La politique européenne de la concurrence émerge plus tardivement qu’aux Etats-Unis mais se trouve au centre des dispositions juridiques favorisant le processus de mise en place du marché commun puis du Marché unique, le processus d’intégration ne pouvant se réaliser sans règles encadrant les pratiques déloyales et empêchant les distorsions de concurrence. Dès le Traite de Rome de 1957, la politique de la concurrence devient prioritaire sur les autres politiques communautaires. Cela explique que la Commission se soit vue confier pour les cas de dimension européenne un pouvoir étendu dans la mise en œuvre de cette politique en étant chargée du contrôle de l’application des règles. L’article 107 du Traité sur le fonctionnement de l’Union européenne institue la concurrence en régime général. Le respect et le contrôle de la concurrence sont donc des principes qui sous-tendent toutes les politiques européennes. Le contrôle de la concurrence entre les Etats est une condition nécessaire à l’existence d’un espace économique. Le droit de la concurrence européen se construit pour contrôler la concurrence économique entre les Etats en amont du contrôle de la concurrence entre entreprises. L’idée est de pouvoir empêcher que les Etats adoptent des politiques qui créent des avantages pour les entreprises de leur territoire au détriment des entreprises des autres Etats membres et au final limite les effets positifs de la concurrence décrits ci-dessus.

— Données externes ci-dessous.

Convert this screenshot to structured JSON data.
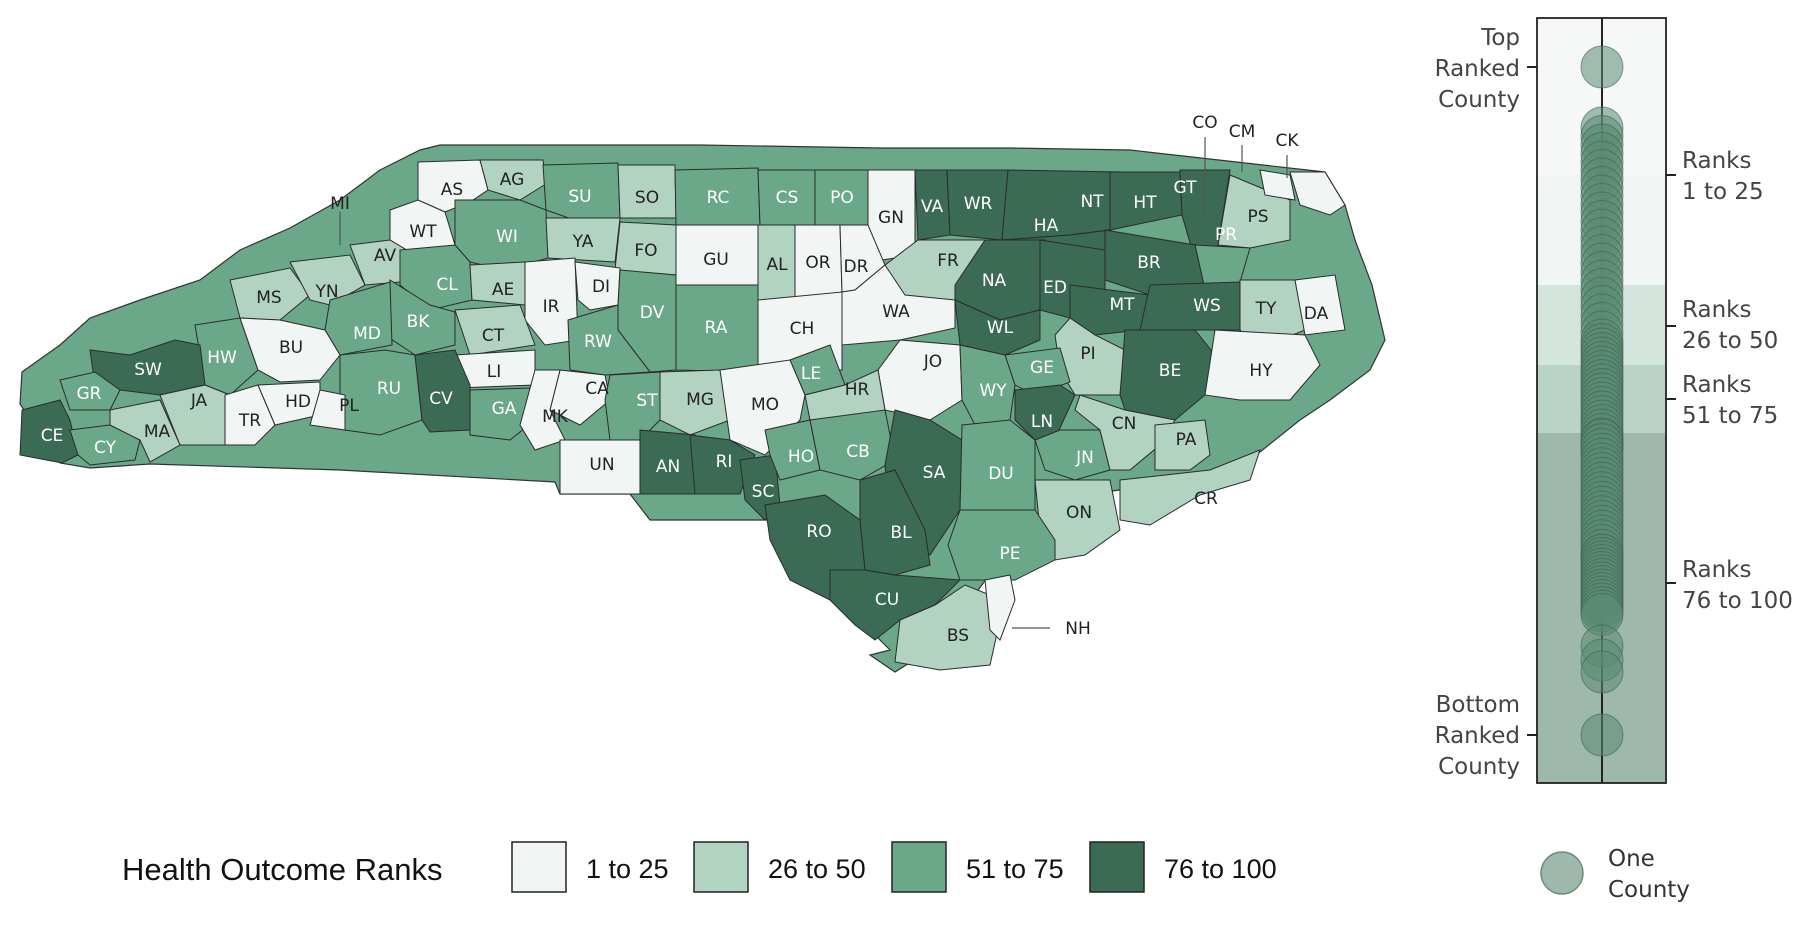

La politique de la concurrence européenne se décline à travers l’application de règles anti-trust et la surveillance des aides d’Etat. L’application de règles anti-trust passe par la lutte contre les ententes et les abus de position dominante ainsi que par le contrôle des concentrations. La politique de la concurrence dans l’Union européenne lutte tout d’abord contre la constitution de cartels de producteurs qui sont des ententes entre firmes d’un même secteur ayant pour objet de limiter la concurrence en jouant sur les prix ou quantités produites. Par exemple, la Commission a établi en 2019 que Bonduelle, Coroos et le groupe Cecab (d’aucy) ont participé à une entente portant sur la fourniture de certains types de conserves de légumes à des détaillants et/ou des entreprises du secteur de la restauration dans l'Espace économique européen pendant plus de treize ans. Il existe des exceptions à la lutte contre les ententes en cas d’amélioration de la production ou de la distribution, de progrès technique ou économique, de préservation de l’intérêt des consommateurs et de la concurrence. La politique européenne de la concurrence lutte aussi contre les abus de position dominante. Il s’agit d’une situation lors de laquelle une entreprise qui détient plus de 50 % des parts de marché affecte de manière significative la concurrence. En septembre 2017, Google a été condamné par la Commission européenne à une amende de 2,42 milliards d’euros pour avoir donné une place trop importante à son propre comparateur de prix au détriment de ses concurrents. La Commission européenne surveille et interdit parfois certaines concentrations d’entreprises de manière à éviter la constitution de monopoles susceptibles d’abuser de leur position. Elle analyse en amont l’impact d’une fusion-acquisition, qui consiste à une mise en commun de plusieurs entreprises pour n’en former plus qu’une, sur la concurrence. Les interdictions sont très rares grâce à des échanges en amont entre les entreprises et la Commission ; moins des 1 % des concentrations notifiées depuis les années 1990 ont conduit à un véto de la part de la Commission européenne. Par exemple, le projet de fusion de Alsthom et de l’activité ferroviaire de Siemens a été rejeté par la Commission européenne en février 2019, invoquant les conséquences négatives possibles pour le consommateur.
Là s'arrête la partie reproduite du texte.